In the March 22 letter to Varela, a copy of which was obtained by The Associated Press, lawyers for the Trump Organization "URGENTLY" request the Panamanian leader's influence to help reverse the company's acrimonious eviction as managers of the 70-story luxury high-rise once known as the Trump Ocean Club International Hotel & Tower.
While never mentioning Trump or his role as president, the letter says lawyers representing the Trump Organization were aware of "the separation of powers" in Panama but essentially asks the country's president to intervene in the judicial process anyway. It goes on to say that the eviction violates an investment treaty signed by the two countries and suggests that the Panamanian government, not the hotel's new management team, could be blamed for any wrongdoing.
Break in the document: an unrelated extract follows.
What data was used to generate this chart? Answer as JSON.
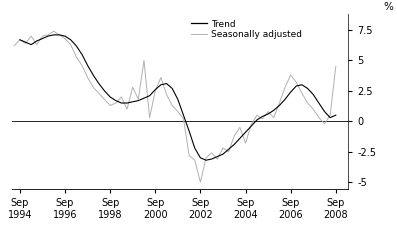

"We appreciate your influence in order to avoid that these damages are attributed not to the other party, but to the Panamanian government," said the letter, which was copied to Panamanian Cabinet officials, as well as the presidents of the Supreme Court and National Assembly.
Late Monday, the Trump Organization made available a translated statement from its Panamanian lawyers, Britton & Iglesias, insisting that the letter to Varela was not an attempt to pressure him "or any other official of the government of Panama." The law firm said its appeal to Panama's government was "very common" and that it had not even informed Trump Organization officials of the move beforehand.
Five days after the law firm urged Varela's intervention, however, a court arbitrator ruled against reinstating the previous management, even though he agreed that Trump's company should not have been evicted while arbitration was ongoing.
A source in Varela's office who was not authorized to comment publicly confirmed receipt of the letter but his office did not respond to calls for comment.
Panama's foreign secretary, Isabel de Saint Malo, who also received a copy of the letter, said Monday: "I don't believe the executive branch has a position to take while the issue is in the judicial process."
The White House referred all questions to the Trump Organization, which did not respond until late Monday night.
Even if Trump was not directly involved in the dispute, his company's citation of the treaty and its appeal to Varela "implicitly traded on President Trump's name and power," said University of Minnesota political governance expert Lawrence Jacobs.
Despite frequent ethics complaints from critics and three current lawsuits accusing him of accepting gifts from foreign and state governments, Trump has clung to constitutional precedence holding that presidents are mostly immune from conflict-of-interest laws.
While most previous presidents have divested some financial assets and placed others in "blind trusts" they could not control during their tenures, Trump kept total control of the Trump Organization but ceded day-to-day management to two of his sons, Donald Jr. and Eric.
Brian said she and other ethicists worry that "this sets a low bar of standards for future presidents."
The bitter standoff in Panama began in October when the owners of the hotel — which was run by Trump under a management agreement — sought to fire his company, citing damage to Trump's brand and mismanagement by hotel officials. But the Trump Organization disputed its termination as illegitimate and refused to hand over the property.
It came to a head in early March, when Panamanian judicial officials sided with majority owner Orestes Fintiklis and a justice of the peace backed by police officers ordered the Trump management team to vacate the property. Workers immediately scrubbed Trump's signage from the hotel and renamed it The Bahia Grand Panama.
The emergency arbitration decision late last month said the case should have remained in arbitration and never gone to Panamanian courts. Both sides continue fighting over who violated the hotel management contract.